Grogin H R, Lee R J, Kwasman M, Epstein L M, Schamp D J, Lesh M D, Scheinman M M
Cardiovascular Research Institute, University of California San Francisco.
Circulation. 1994 Jul;90(1):272-81. doi: 10.1161/01.cir.90.1.272.
Several mechanisms have been proposed to explain the pathogenesis of tachycardia in patients with Mahaim tracts. The tachycardia may involve antegrade conduction over an atriofascicular pathway with decremental properties or a nodofascicular pathway.
We report six patients with recurrent episodes of preexcited tachycardia with findings consistent with "Mahaim tract" conduction. All patients exhibited decremental antegrade preexcited conduction with atrial pacing and a preexcited tachycardia with initial activation of the proximal right bundle branch. In four patients (group 1), atrial premature complexes (APCs) induced at the tricuspid annulus just after the inscription of the septal atrial electrogram and during left bundle branch block preexcited tachycardia advanced the next preexcited ventricular complex. In these patients, discrete Mahaim potentials were inscribed over the right anterolateral or lateral tricuspid annulus. Two patients (group 2) had evidence of dual atrioventricular nodal conduction. APCs during left bundle branch block tachycardia just after inscription of the septal atrial electrogram failed to advance the next ventricular complex with similar preexcited morphology, and no Mahaim potentials could be recorded from the tricuspid annulus. In group 1 patients, application of radiofrequency energy to sites recording the Mahaim potentials resulted in tachycardia cure. For patients in group 2, selective slow atrioventricular nodal pathway ablation in the midseptal region resulted in complete ablation of both the slow atrioventricular nodal pathway and Mahaim conduction in two patients.

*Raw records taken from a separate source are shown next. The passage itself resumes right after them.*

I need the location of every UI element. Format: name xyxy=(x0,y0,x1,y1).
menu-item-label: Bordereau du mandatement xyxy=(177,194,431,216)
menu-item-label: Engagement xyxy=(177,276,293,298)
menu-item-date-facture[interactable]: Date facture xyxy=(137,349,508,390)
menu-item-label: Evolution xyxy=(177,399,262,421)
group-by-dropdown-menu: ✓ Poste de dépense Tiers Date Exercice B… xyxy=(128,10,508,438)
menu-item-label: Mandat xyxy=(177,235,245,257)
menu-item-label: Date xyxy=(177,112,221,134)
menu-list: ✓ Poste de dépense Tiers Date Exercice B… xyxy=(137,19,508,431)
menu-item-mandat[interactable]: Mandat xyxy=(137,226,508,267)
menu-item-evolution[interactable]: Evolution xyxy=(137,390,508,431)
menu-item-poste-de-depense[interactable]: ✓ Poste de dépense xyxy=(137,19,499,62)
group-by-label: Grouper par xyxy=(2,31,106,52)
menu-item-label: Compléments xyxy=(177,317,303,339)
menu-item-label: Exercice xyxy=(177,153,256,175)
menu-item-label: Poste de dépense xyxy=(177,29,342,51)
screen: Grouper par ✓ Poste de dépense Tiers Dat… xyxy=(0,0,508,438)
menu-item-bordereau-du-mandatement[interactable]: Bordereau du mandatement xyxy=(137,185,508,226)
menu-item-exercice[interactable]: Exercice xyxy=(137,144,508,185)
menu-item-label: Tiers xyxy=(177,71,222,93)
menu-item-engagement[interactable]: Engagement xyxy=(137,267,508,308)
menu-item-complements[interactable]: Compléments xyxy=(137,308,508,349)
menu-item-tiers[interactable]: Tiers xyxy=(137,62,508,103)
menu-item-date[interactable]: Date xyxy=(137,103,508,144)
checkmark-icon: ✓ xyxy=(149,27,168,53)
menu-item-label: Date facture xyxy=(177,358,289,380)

Mahaim tachycardia can be due to atriofascicular pathways, which may be ablated over the right tricuspid annulus, or to septal pathways, which may arise from the slow atrioventricular nodal pathway in patients with dual atrioventricular nodal physiology. In the latter circumstance, successful ablation is achieved by placing the lesion in the midseptal region.
已提出多种机制来解释Mahaim纤维束患者心动过速的发病机制。这种心动过速可能涉及具有递减特性的房室束旁道或结室束的前向传导。
我们报告了6例反复发生预激性心动过速的患者,其表现与“Mahaim纤维束”传导一致。所有患者在心房起搏时均表现出递减性前向预激传导,且预激性心动过速起始于右束支近端的激动。4例患者(第1组),在间隔心房电图记录后即刻于三尖瓣环诱发的房性早搏复合体(APCs),以及在左束支阻滞预激性心动过速期间,可使下一个预激性心室复合体提前。在这些患者中,在右前外侧或外侧三尖瓣环记录到离散的Mahaim电位。2例患者(第2组)有双房室结传导的证据。在间隔心房电图记录后即刻于左束支阻滞心动过速期间的APCs未能使下一个形态相似的预激心室复合体提前,且在三尖瓣环未记录到Mahaim电位。在第1组患者中,对记录到Mahaim电位的部位施加射频能量可治愈心动过速。对于第2组患者,在中隔区域选择性消融慢房室结径路可使2例患者的慢房室结径路和Mahaim传导均完全消融。
Mahaim心动过速可能源于房室束旁道,可在右三尖瓣环进行消融,也可能源于间隔旁道,在具有双房室结生理功能的患者中,间隔旁道可能起源于慢房室结径路。在后一种情况下,通过在中隔区域放置消融灶可成功消融。